The most common repayment plan on private student loans involves a level payment for a fixed number of years, typically 7-15 years.
Some lenders offer extended repayment terms of up to 30 years, with the length of the repayment term depending on the amount of debt.
Loans with fixed interest rates generally have shorter repayment terms.
Interest continues to accrue during the grace period after graduation.
Some lenders offer the option of interest-only payments during the first year or two of repayment, with full principal and interest payments commencing after the interest-only payment period.
Note that while lenders may refer to their repayment plans as standard repayment, extended repayment and graduated repayment, these repayment plans do not necessarily have the same terms and conditions as the repayment plans for federal education loans, despite the use of similar names for the repayment plans. Lenders may allow borrowers who are experiencing financial difficulty to switch repayment plans.
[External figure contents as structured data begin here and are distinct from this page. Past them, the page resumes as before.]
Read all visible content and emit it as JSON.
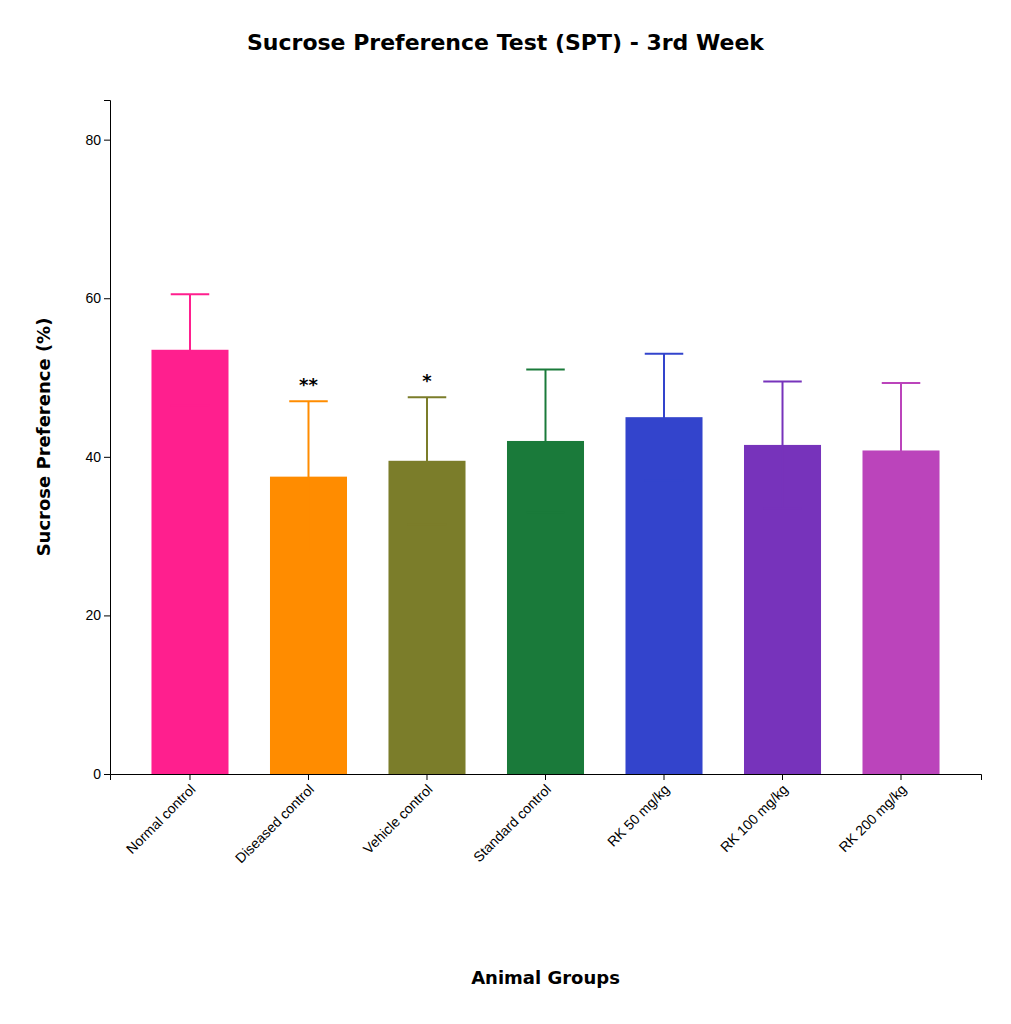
{
  "chart_data": {
    "type": "bar",
    "title": "Sucrose Preference Test (SPT) - 3rd Week",
    "xlabel": "Animal Groups",
    "ylabel": "Sucrose Preference (%)",
    "categories": [
      "Normal control",
      "Diseased control",
      "Vehicle control",
      "Standard control",
      "RK 50 mg/kg",
      "RK 100 mg/kg",
      "RK 200 mg/kg"
    ],
    "values": [
      53.5,
      37.5,
      39.5,
      42.0,
      45.0,
      41.5,
      40.8
    ],
    "errors": [
      7.0,
      9.5,
      8.0,
      9.0,
      8.0,
      8.0,
      8.5
    ],
    "significance": [
      null,
      "**",
      "*",
      null,
      null,
      null,
      null
    ],
    "colors": [
      "#FF1F8E",
      "#FF8C00",
      "#7B7D2A",
      "#1A7A3A",
      "#3344CC",
      "#7733BB",
      "#BB44BB"
    ],
    "ylim": [
      0,
      85
    ],
    "yticks": [
      0,
      20,
      40,
      60,
      80
    ],
    "grid": false
  }
}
Some lenders offer auto-debit discounts, such as a 0.25% or 0.50% interest rate reduction, to borrowers who agree to have the monthly payments automatically transferred from the borrower’s bank account. Some lenders offer other discounts to borrowers who make consecutive on-time loan payments.
There are no prepayment penalties on private student loans.
Most private student loans are eligible for the student loan interest deduction, which allows the borrower to deduct up to $2,500 in interest on federal and private student loans each year on the borrower’s federal income tax return.
Since repayment plans vary by lender, some borrowers may wish to refinance their private student loans to switch to a lender with more flexible repayment plan options. Private consolidation loans may also save the borrower money if the borrower qualifies for a lower interest rate because of improvements in the borrower’s credit scores after graduation.